Wednesday, August 20, 2014

A LACK OF STAGING

It wasn't what I expected. At the very least, I expected a stage. There wasn't one. Instead of a stage the performers danced and sang on a piece of wood dirtier than the floor around it. The lights are dim as you push a heavy wooden door open. You walk down a musty flight of stairs and you find yourself in a room that may have at one point been called a studio. Now it is half dressing room half performance space, lonely and forgotten with only a cracked vanity mirror, dark and lightless, to watch the theatricalities.

I watch the performers prepare with far too much hope. I want nothing more than to be blown away by power and strength and technique.

"Put that chair there."
"Sure."
"Thanks."
"No problem."

I return to my space to watch. The lights dim as a middle-aged woman takes center stage. She is beautiful, though something about her prevents me from truly believing her to be so. There is something in the high angle of her nose, the proud way she looks at her audience. There is in her eyes a drive to become something better, an intense nostalgia for some top note once hit on the better side of thirty. Her performance is very nearly good.

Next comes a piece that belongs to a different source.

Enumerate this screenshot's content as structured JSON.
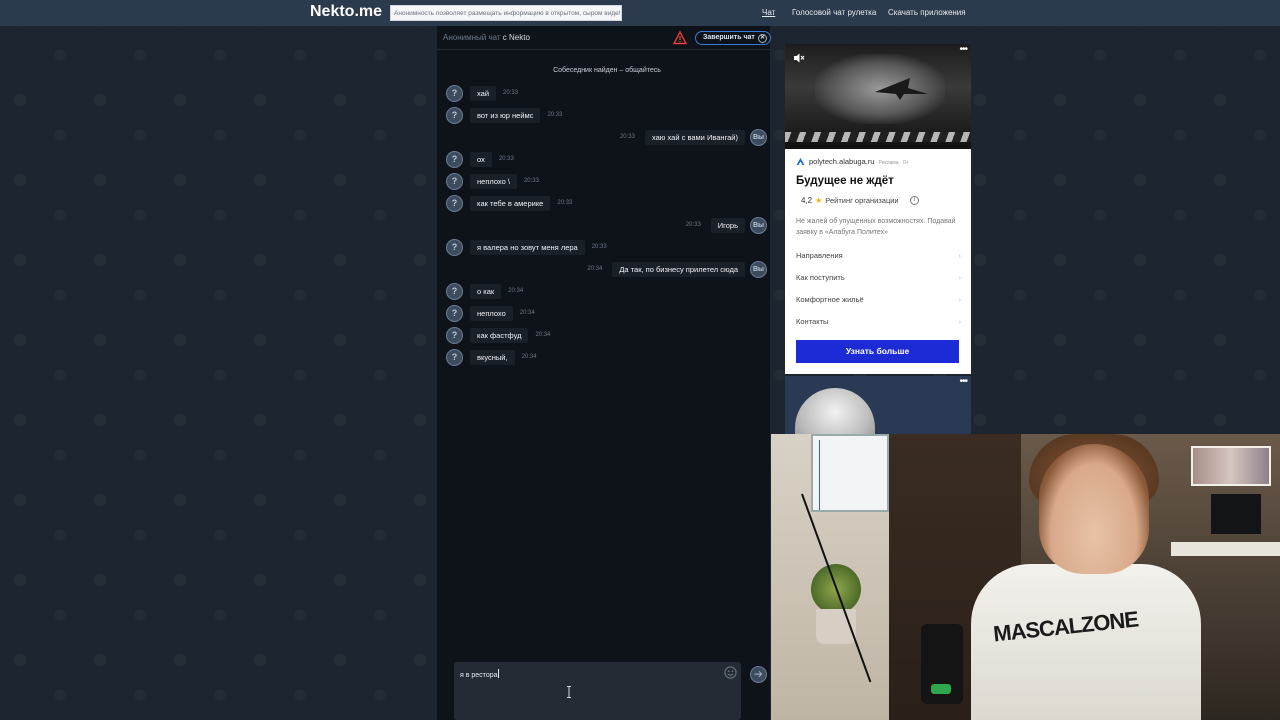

Next is a younger woman. Singing and dancing are new pursuits to her, and it shows in the way she carries herself. Her movements have none of the sharpness and vigor of the women standing beside her. She casts sidelong glances at the audience when she thinks no one is watching her, and she looks sillier for it. But she is beautiful. Unlike the woman before her, the beauty is there. It is self-evident. There is an honesty to her voice.

Finally, a duet. It is a song I already know, a song I love. I whoop and cheer as the two begin to sing. The first one is, also, very nearly good. She moves with a confidence and fluidity not easily found. But the second. Oh god, the second. My enthusiasm dies with her pitch.

"I need you to strike that chair."
"During intermission?"
"Right after. When the house lights are down."
"Will do."
"Thanks."
"No problem."

I am disappointed. I wanted so much to be in the presence of those far beyond my reach. I wanted to be dwarfed in power and strength and technique and experience. I found none of those things that night in the studio-dressing room beneath the musty stairs.

"It's ten. You ought to get going."
"Is there anything else I can help with?"
"No, we should be okay."
"Are you sure?"
"Yeah."
"Alright. Have a good night."
"Good night. See you on Friday."
"Thanks."
"No problem."

I walk up the musty stairs and push the heavy wooden door in the opposite direction. Cheap music, cheap light; they litter the street. I turn around to see the building I came out of. I am again disappointed: it has not become the Apollo Theatre. A dirty wooden sign with the letters "TMS" painted in black letters hung on a peg above the door, behind which I could still hear voices, proud of their owners' musical progress. I turn around once more. Cars veer across the street, becoming blurs of metal. There is chaos here, larger than me, larger than any life. I close my eyes and step out onto the world, so that it might take me.